Nuovi mezzi per rafforzare il controllo del territorio e rendere più rapidi gli interventi: è questa la novità che riguarda Secondigliano, dove la Polizia Locale – Unità Operativa Secondigliano ha ampliato il proprio parco mezzi con l’introduzione di scooter destinati a migliorare la mobilità operativa degli agenti.
L’iniziativa punta a rispondere a una delle principali criticità segnalate da tempo dai residenti: la difficoltà di garantire controlli costanti in un territorio complesso, caratterizzato da traffico intenso, strade congestionate e frequenti episodi di sosta irregolare. L’utilizzo degli scooter consentirà infatti agli agenti di muoversi con maggiore agilità anche nelle arterie più trafficate, riducendo i tempi di intervento e aumentando la presenza visibile sul territorio.
Il potenziamento dei mezzi rappresenta un passo concreto verso un modello di controllo più dinamico, capace di adattarsi alle esigenze quotidiane del quartiere. In particolare, le nuove dotazioni dovrebbero permettere un monitoraggio più efficace delle principali strade, tra cui il corso Secondigliano e le aree limitrofe, spesso segnalate per criticità legate alla viabilità e al rispetto delle regole.
Determinante, secondo quanto comunicato, il lavoro svolto dal comandante Maurizio Guerra e dalla vice comandante Fabiana Faticati, che hanno seguito tutte le fasi del progetto fino alla consegna dei nuovi scooter. Un percorso che si inserisce in una strategia più ampia volta a rafforzare la presenza della Polizia Locale nei quartieri della zona nord di Napoli.
L’iniziativa è stata sostenuta dalla Municipalità 7 di Napoli, guidata dal presidente Antonio Troiano. Quest'ultimo ha inoltre rivolto un ringraziamento all’assessore De Iesu, con delega alla Polizia Locale e alla Legalità, e al comandante generale Ciro Esposito.
L’obiettivo dichiarato è chiaro: contrastare in modo più efficace fenomeni di indisciplina stradale che quotidianamente incidono sulla vivibilità del quartiere.
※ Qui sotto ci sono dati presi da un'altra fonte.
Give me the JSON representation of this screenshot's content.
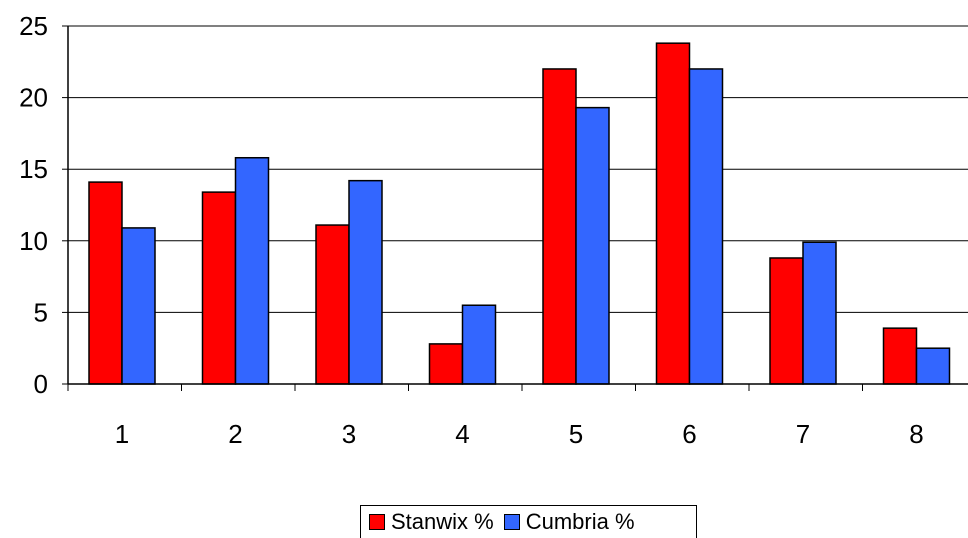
{
  "chart_data": {
    "type": "bar",
    "categories": [
      "1",
      "2",
      "3",
      "4",
      "5",
      "6",
      "7",
      "8"
    ],
    "series": [
      {
        "name": "Stanwix %",
        "color": "#FF0000",
        "values": [
          14.1,
          13.4,
          11.1,
          2.8,
          22.0,
          23.8,
          8.8,
          3.9
        ]
      },
      {
        "name": "Cumbria %",
        "color": "#3366FF",
        "values": [
          10.9,
          15.8,
          14.2,
          5.5,
          19.3,
          22.0,
          9.9,
          2.5
        ]
      }
    ],
    "title": "",
    "xlabel": "",
    "ylabel": "",
    "ylim": [
      0,
      25
    ],
    "yticks": [
      "0",
      "5",
      "10",
      "15",
      "20",
      "25"
    ],
    "grid": true,
    "legend_position": "bottom"
  }
}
Tra questi, la sosta selvaggia sui marciapiedi, le doppie file e l’occupazione irregolare degli spazi pubblici rappresentano problemi cronici, spesso segnalati dai residenti attraverso social e comitati di quartiere.
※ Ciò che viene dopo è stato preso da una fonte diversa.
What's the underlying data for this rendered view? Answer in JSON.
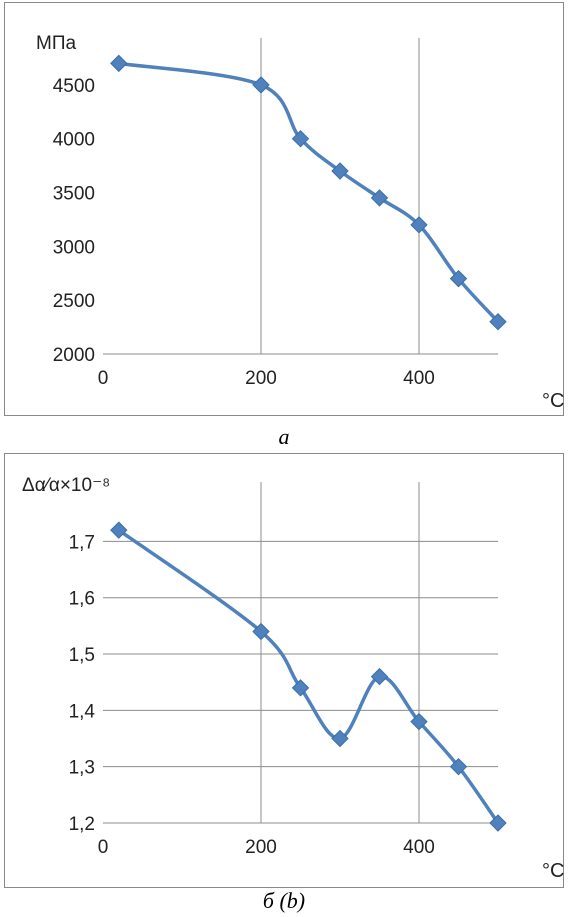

Non a caso, l’annuncio dell’arrivo dei nuovi scooter ha immediatamente acceso il dibattito tra i cittadini. Se da un lato c’è chi accoglie con favore il potenziamento dei controlli, dall’altro emergono anche dubbi e perplessità legati all’effettiva presenza degli agenti sul territorio.
“Finalmente, corso Secondigliano è invaso dalle auto”, scrive un residente, evidenziando una situazione ormai fuori controllo. Altri commenti, invece, sottolineano una certa sfiducia: “Speriamo che si vedano davvero, perché è da tempo che non si nota una presenza costante”, oppure “Il marciapiede è diventato un parcheggio, servono controlli veri”.
Non mancano segnalazioni che riguardano anche altre zone del quartiere, come corso Italia, dove i cittadini lamentano problemi analoghi e chiedono interventi mirati. Il tema della sicurezza stradale e del rispetto delle regole resta infatti centrale nel dibattito pubblico locale, soprattutto in un contesto urbano dove la densità abitativa e il numero di veicoli rendono la gestione della viabilità particolarmente complessa.
L’introduzione degli scooter potrebbe rappresentare una risposta concreta a queste esigenze, ma molto dipenderà dalla continuità dei controlli e dalla capacità di mantenere una presenza costante nel tempo. È proprio su questo punto che si gioca la fiducia dei cittadini, spesso delusi da iniziative che, pur partendo con buone intenzioni, non riescono a produrre effetti duraturi.
A Secondigliano, la richiesta di maggiore sicurezza e ordine urbano è ormai una costante. I residenti chiedono non solo interventi straordinari, ma una presenza quotidiana e visibile delle istituzioni, capace di garantire il rispetto delle regole e di restituire spazi pubblici alla collettività.
In questo scenario, il potenziamento dei mezzi della Polizia Locale rappresenta un segnale importante, ma solo il tempo dirà se sarà sufficiente a invertire una tendenza consolidata. Intanto, tra speranze e scetticismo, i cittadini osservano e aspettano risposte concrete, nella consapevolezza che la vivibilità di un quartiere passa anche – e soprattutto – dal rispetto delle regole più semplici.
La sfida, ora, è trasformare questo intervento in un cambiamento reale e percepibile, capace di incidere sulla quotidianità di chi vive Secondigliano ogni giorno. Perché, al di là degli annunci, è la presenza sul territorio a fare davvero la differenza.